Authors : Mariam Alqasab, Suzanne M. Embury, Sandra de F. Mendes Sampaio
In the era of data science, datasets are shared widely and used for many purposes unforeseen by the original creators of the data. In this context, defects in datasets can have far reaching consequences, spreading from dataset to dataset, and affecting the consumers of data in ways that are hard to predict or quantify.
Some form of waste is often the result. For example, scientists using defective data to propose hypotheses for experimentation may waste their limited wet lab resources chasing the wrong experimental targets. Scarce drug trial resources may be used to test drugs that actually have little chance of giving a cure.
Because of the potential real world costs, database owners care about providing high quality data. Automated curation tools can be used to an extent to discover and correct some forms of defect.
However, in some areas human curation, performed by highly-trained domain experts, is needed to ensure that the data represents our current interpretation of reality accurately.
Human curators are expensive, and there is far more curation work to be done than there are curators available to perform it. Tools and techniques are needed to enable the full value to be obtained from the curation effort currently available.

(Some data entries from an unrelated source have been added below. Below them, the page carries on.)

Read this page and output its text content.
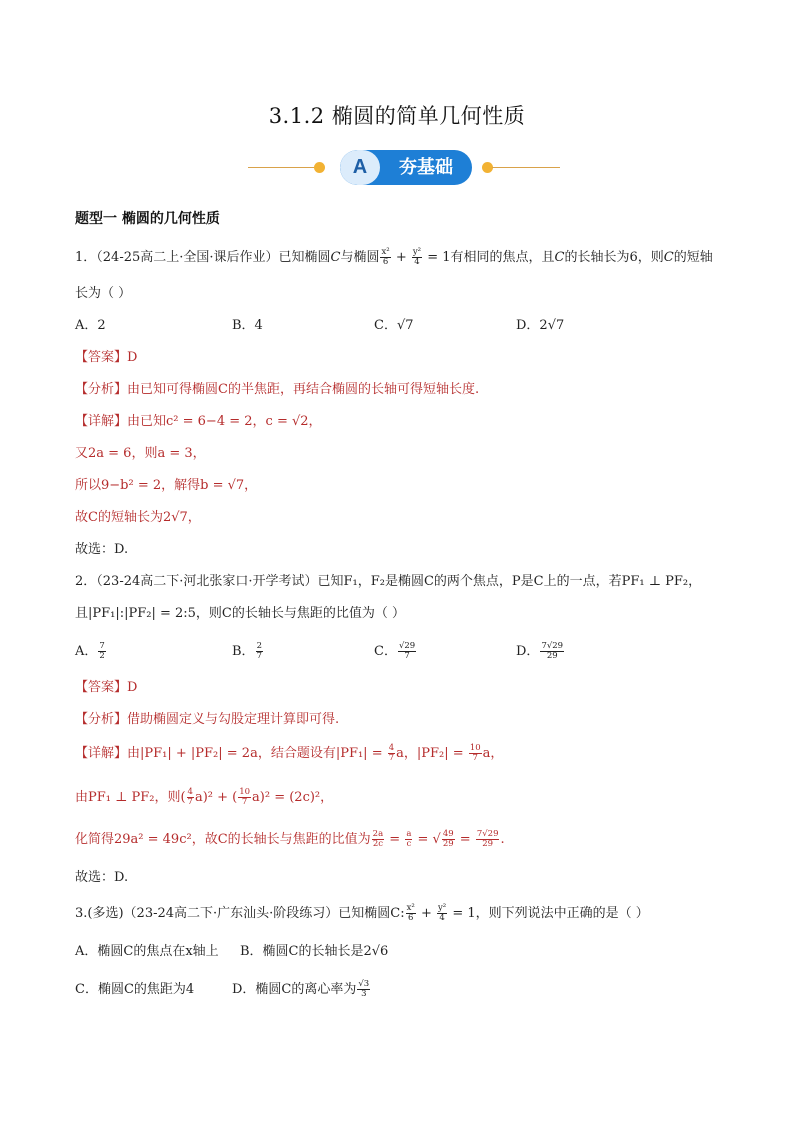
3.1.2 椭圆的简单几何性质
A	夯基础
题型一 椭圆的几何性质
1．（24-25高二上·全国·课后作业）已知椭圆C与椭圆 $\frac{\text{x²}}{6} + \frac{\text{y²}}{4} = 1$有相同的焦点，且C的长轴长为6，则C的短轴
长为（ ）
A．2	B．4	C．√7	D．2√7
【答案】D
【分析】由已知可得椭圆C的半焦距，再结合椭圆的长轴可得短轴长度.
【详解】由已知c² = 6−4 = 2，c = √2，
又2a = 6，则a = 3，
所以9−b² = 2，解得b = √7，
故C的短轴长为2√7，
故选：D.
2．（23-24高二下·河北张家口·开学考试）已知F₁，F₂是椭圆C的两个焦点，P是C上的一点，若PF₁ ⊥ PF₂，
且|PF₁|:|PF₂| = 2:5，则C的长轴长与焦距的比值为（ ）
A． $\frac{7}{2}$	B． $\frac{2}{7}$	C． $\frac{√29}{7}$	D． $\frac{7√29}{29}$
【答案】D
【分析】借助椭圆定义与勾股定理计算即可得.
【详解】由|PF₁| + |PF₂| = 2a，结合题设有$|PF_1| = \frac{4}{7}$ a，$|PF_2| = \frac{10}{7}$ a，
由PF₁ ⊥ PF₂，则( $\frac{4}{7} a)^2$ + ( $\frac{10}{7} a)^2 = (2c)^2$，
化简得29a² = 49c²，故C的长轴长与焦距的比值为 $\frac{2a}{2c} = \frac{a}{c}$ = √ $\frac{49}{29} = \frac{7√29}{29}$ .
故选：D.
3.(多选)（23-24高二下·广东汕头·阶段练习）已知椭圆C: $\frac{\text{x²}}{6} + \frac{\text{y²}}{4} = 1$，则下列说法中正确的是（ ）
A．椭圆C的焦点在x轴上 B．椭圆C的长轴长是2√6
C．椭圆C的焦距为4	D．椭圆C的离心率为 $\frac{√3}{3}$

In this paper,we explore one possible approach to maximising the value obtained from human curators, by automatically extracting information about data defects and corrections from the work that the curators do.
This information is packaged in a source independent form, to allow it to be used by the owners of other databases (for which human curation effort is not available or is insufficient).
This amplifies the efforts of the human curators, allowing their work to be applied to other sources, without requiring any additional effort or change in their processes or tool sets. We show that this approach can discover significant numbers of defects, which can also be found in other sources.